On This Day in UB History: July 27 (Germany)

Pastor Alimamy Sesay (left) and Adama Thorlie, representatives to the 2017 General Conference in Chambersburg, Pa.

Pastor Alimamy Sesay (left) and Adama Thorlie, representatives to the 2017 General Conference in Chambersburg, Pa.

In 2006, Germany joined the ranks of countries with United Brethren churches. It represented a full circle of sorts.

William Otterbein, one of our founders, came to America as a missionary from Germany, and the early United Brethren were mostly German-speaking people. When we began venturing into foreign missions in the mid-1800s, we started with Sierra Leone in 1855. But a lot of German delegates lobbied for their home country, and the 1869 General Conference consented. In October 1869—we moved quickly back then—Rev. and Mrs. C. Bischoff of Zanesville, Ohio, sailed for Europe to begin ministering in Bavaria.

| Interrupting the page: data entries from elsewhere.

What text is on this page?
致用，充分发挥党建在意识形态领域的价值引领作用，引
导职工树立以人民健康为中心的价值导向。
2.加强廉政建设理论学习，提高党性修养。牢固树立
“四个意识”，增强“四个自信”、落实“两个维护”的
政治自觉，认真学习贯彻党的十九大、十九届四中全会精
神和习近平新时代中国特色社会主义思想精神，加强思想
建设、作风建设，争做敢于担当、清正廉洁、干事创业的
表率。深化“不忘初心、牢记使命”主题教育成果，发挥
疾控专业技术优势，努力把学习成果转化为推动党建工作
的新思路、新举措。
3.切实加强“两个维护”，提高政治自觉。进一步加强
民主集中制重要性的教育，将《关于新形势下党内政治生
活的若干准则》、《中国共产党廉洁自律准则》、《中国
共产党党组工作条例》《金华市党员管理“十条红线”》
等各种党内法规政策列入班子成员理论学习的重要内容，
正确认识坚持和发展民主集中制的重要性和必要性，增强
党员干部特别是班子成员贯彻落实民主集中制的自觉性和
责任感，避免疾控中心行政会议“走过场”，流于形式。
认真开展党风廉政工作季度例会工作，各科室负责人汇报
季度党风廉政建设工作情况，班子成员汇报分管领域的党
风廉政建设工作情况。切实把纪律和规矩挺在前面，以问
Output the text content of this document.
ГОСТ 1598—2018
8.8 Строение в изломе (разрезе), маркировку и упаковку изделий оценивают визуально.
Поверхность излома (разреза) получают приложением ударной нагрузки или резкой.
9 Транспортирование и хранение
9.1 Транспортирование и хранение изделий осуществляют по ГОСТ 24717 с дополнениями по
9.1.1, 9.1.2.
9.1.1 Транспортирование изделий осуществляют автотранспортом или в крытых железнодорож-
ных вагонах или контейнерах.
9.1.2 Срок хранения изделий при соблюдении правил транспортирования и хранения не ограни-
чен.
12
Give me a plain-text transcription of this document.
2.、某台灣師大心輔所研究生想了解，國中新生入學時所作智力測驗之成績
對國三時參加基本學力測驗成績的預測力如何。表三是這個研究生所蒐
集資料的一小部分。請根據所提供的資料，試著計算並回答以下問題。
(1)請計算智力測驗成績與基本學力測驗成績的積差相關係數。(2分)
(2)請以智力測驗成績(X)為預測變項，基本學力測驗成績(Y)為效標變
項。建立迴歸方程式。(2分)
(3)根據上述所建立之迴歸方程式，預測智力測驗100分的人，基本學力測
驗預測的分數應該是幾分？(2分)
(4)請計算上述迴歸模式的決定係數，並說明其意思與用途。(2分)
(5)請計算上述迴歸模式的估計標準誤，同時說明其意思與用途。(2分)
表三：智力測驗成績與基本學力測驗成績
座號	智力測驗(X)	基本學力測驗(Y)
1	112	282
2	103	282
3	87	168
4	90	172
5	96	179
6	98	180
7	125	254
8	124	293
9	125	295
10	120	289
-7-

By the spring of 1870, the Bischoffs reported that 72 persons had joined the church.
In 1879, a German mission district was organized with six missionaries, 235 members, and 34 preaching points. All of which stayed with the “other” United Brethren group after we split off in 1889.

Our group eventually made it back to Germany. However, we took a very unusual route, going through that original mission field, Sierra Leone.

On July 27, 1997, an independent church started in Berlin with eleven members from Catholic, Methodist, Pentecostal, and United Brethren backgrounds. The church targeted the many African immigrants in Berlin, especially those who had fled the civil wars in Sierra Leone and Liberia.

In November 2000, the congregation began worshiping at the Magdalene church in Neukölln, a borough in the southeastern part of Berlin in what was once the American sector. Forty percent of Neukölln’s residents were foreign-born, the largest constituencies being Turkish, Arab, and Kurdish, with a much smaller number of people of African background.

The growing congregation recognized the need for a pastor. Along came a Sierra Leonean named Peter Sorie Mansaray, who became the pastor in November 2003. He had just completed two years of theological studies at the Academy of Missions at the University of Hamburg.

After nine years of existence the church, which consisted mostly of United Brethren immigrants from Sierra Leone, felt led to become part of the worldwide United Brethren in Christ Church. So in September 2006, Pastor Mansaray flew to Africa to attend the annual meeting of Sierra Leone Conference. He presented their desire, and the conference accepted the Berlin church as a mission district of Sierra Leone Conference.

“This meant that we had given up our independence, accepted the doctrines and teachings of the United Brethren, and were now directly answerable to the Bishop of the Sierra Leone Conference,” stated the website.

In July 2007, Bishop Billy Simbo of Sierra Leone traveled to Germany to lead the culminating service of the church’s tenth anniversary.

According to the church’s website, “The UBC Berlin is an English-speaking community. However, we are moving in the direction of having bilingual services due to an increase of and desire of opening our church to German natives.” Most members of the church had lived in Germany for over ten years and knew the German language well. Their children, having been born in Germany, spoke perfect German and English, and sometimes the African tribal language of their parents.

Earlier this month, Germany was represented for the first time at General Conference, the international gathering. The current pastor, Alimamy Sesay, and a lay woman named Adama Thorlie, a Sierra Leonean who has been with the church since it started, attended the US National Conference July 12-15 and then the General Conference on July 16-17 in Chambersburg, Pa.